As at the end of 2020, the HOCHDORF Group had a total of 391 employees, around 40% less than two years previously. This reduction in the number of employees is primarily related to the restructuring and the associated disposals and liquidations of individual business areas and HOCHDORF Group companies, both in Switzerland and abroad.
Women and men have been treated equally at the HOCHDORF Group for years. The proportion of women in the workforce at HOCHDORF is around 30%. Around 20% of the positions in middle and senior management are filled by women and this has not changed in the last two years. A woman is also now represented in Group Management again with the appointment of Nanette Haubensak as Chief Financial Officer since 29 June 2020.
HOCHDORF employees come from diverse social backgrounds, drawn from over 20 countries and different age groups. The workforce is a good mix of young and more experienced employees. At HOCHDORF Swiss Nutrition Ltd, for example, most employees are aged between 50 and 59 (around 28%), closely followed by around 23% aged between 40 and 49. The gradual rejuvenation and associated qualification of our workforce as a result of the foreseeable wave of retirements represents a major challenge for the coming years.
HOCHDORF offered 18 apprenticeships in seven professional disciplines as of the end of 2020. As well as providing our apprentices with suitable training, we also see the importance of offering them permanent employment at the end of their training. This provides them with the valuable professional experience they need for their future careers. Due to the restructuring and the coronavirus crisis, HOCHDORF has only been able to support limited or internal further training. However, it attaches great importance to lifelong learning. As soon as the COVID-19 restrictions allows this again, internal and external further training will be offered more frequently. We aim to have agreed on a training and/or development plan for all employees by 2025 and to fill vacancies, especially management positions, with internal candidates whenever possible.

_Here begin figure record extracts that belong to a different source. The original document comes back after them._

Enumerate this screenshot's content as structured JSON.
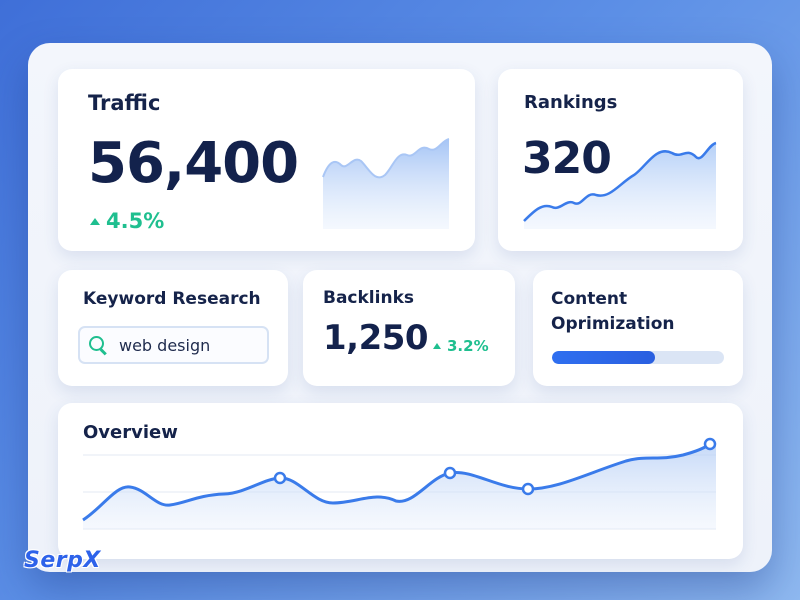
{
  "traffic": {
    "title": "Traffic",
    "value": "56,400",
    "delta": "4.5%"
  },
  "rankings": {
    "title": "Rankings",
    "value": "320"
  },
  "keyword": {
    "title": "Keyword Research",
    "search_value": "web design"
  },
  "backlinks": {
    "title": "Backlinks",
    "value": "1,250",
    "delta": "3.2%"
  },
  "content": {
    "title": "Content Oprimization",
    "progress": 0.6
  },
  "overview": {
    "title": "Overview"
  },
  "logo": {
    "text": "SerpX"
  },
  "colors": {
    "accent": "#3a7bea",
    "positive": "#1fbf8f",
    "text": "#15234a"
  },
  "icons": {
    "search": "search-icon",
    "delta_up": "arrow-up-icon"
  }
}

HOCHDORF and its employees have experienced two difficult years. 2019 was characterised by a strategic restructuring of the company and the associated major changes. Restructuring, disposals and closures of business divisions and companies led to increased uncertainty among employees and, as a result, to increased fluctuation at all levels in the Group.
We were able to turn the corner in 2020, our 125th anniversary year. In the second half of the year, the newly formed Board of Directors and Group Management who took up post on 30 June 2020 focused on stabilising the company and shaping its future. The Board of Directors and Group Management greatly value the participation of employees at all management levels. To this end, the employees were also involved in the strategy process. In parallel, a series of workshops with employees was launched in autumn 2020 under the banner "Future 2030 - what does HOCHDORF stand for?" The aim of these workshops was to develop HOCHDORF’s corporate purpose, vision and mission, as well as its corporate and leadership values. The results of the "Future 2030" process have been incorporated into the strategy and future positioning of the company.
The restructuring of the Employee Commission (Miko) began in mid-2019. The commission currently consists of eight employees from both locations. They are the link between employees and management. One of the goals of the commission is to promote a relationship of trust and good understanding between the Group Management, managers and employees. Another objective is to further build the sense of community among all employees. Through its work, the commission has also set out to increase employee satisfaction in the workplace and to strengthen employee participation and co-responsibility in the company.
The pension fund of HOCHDORF Swiss Nutrition Ltd has operated successfully over the past two years and is in a very solid position. The staff pension fund is managed by a committee of employer and employee representatives. The cover ratio as of 31 December 2020 is 114.9 %, and the savings balance earned interest at 2.2% in 2020. Employees have flexible retirement options from the age of 58 to 70.